Le indagini che portano al rinvio a giudizio di 25 manifestanti, accusati del reato di “devastazione e saccheggio”, cominciano subito dopo il G8. Si basano quasi esclusivamente su fotografie e video girate nelle giornate del G8.
Il lavoro affidato a tutte le Digos italiane è quanto mai empirico: si tratta di riconoscere più manifestanti possibile. Il risultato sono 40 identificazioni, ma solo 23 sono le persone arrestate nel blitz del 4 dicembre 2002. Complessivamente, nel giugno 2003, sono 26 le persone per le quali la procura di Genova chiede il rinvio a giudizio.
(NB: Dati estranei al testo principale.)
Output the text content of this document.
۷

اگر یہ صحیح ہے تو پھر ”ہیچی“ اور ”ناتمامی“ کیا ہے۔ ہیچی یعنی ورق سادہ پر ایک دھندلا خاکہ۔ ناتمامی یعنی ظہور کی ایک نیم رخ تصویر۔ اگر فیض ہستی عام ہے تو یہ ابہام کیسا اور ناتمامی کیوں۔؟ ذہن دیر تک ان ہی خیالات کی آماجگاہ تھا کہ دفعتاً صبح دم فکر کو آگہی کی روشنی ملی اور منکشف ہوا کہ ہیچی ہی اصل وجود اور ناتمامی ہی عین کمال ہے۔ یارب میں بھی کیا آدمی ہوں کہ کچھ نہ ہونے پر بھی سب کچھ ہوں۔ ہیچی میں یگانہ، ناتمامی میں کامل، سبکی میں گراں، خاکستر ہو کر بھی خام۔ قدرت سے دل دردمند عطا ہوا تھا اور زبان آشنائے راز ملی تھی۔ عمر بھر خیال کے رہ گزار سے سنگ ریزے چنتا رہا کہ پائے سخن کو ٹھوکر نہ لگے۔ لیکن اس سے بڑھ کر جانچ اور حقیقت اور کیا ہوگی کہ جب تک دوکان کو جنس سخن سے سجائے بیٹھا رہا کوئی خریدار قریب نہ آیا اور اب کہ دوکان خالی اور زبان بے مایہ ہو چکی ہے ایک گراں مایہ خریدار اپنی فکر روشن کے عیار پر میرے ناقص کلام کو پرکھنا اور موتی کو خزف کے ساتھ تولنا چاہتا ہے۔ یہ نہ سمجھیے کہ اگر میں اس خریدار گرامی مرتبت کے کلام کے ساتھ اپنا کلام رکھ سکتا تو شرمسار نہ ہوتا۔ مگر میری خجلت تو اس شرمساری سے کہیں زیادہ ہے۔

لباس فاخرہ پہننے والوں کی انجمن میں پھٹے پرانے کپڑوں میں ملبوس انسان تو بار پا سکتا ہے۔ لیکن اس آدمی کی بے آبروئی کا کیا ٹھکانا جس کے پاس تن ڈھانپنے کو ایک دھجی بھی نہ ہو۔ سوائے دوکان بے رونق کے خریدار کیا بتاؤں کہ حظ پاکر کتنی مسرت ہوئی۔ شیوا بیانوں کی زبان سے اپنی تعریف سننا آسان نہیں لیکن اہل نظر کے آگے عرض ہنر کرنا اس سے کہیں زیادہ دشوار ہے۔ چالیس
Durante l’udienza preliminare la difesa chiede invano la modifica del capo di imputazione di “devastazione e saccheggio”, un reato introdotto nel dopoguerra e mai contestato per scontri di piazza. Gli elementi che integrano il reato sono: l’ordine pubblico messo in crisi e il danneggiamento ripetuto di beni, anche tramite compartecipazione psichica tra gli imputati. In pratica, non occorre aver effettivamente “devastato”, ma è sufficiente essere presente mentre gli altri devastano.

Il 3 dicembre 2003 il GUP di Genova Roberto Fucigna accoglie le richieste dei pm Anna Canepa e Andrea Canciani e rinvia a giudizio 25 imputati, stralciando una sola posizione.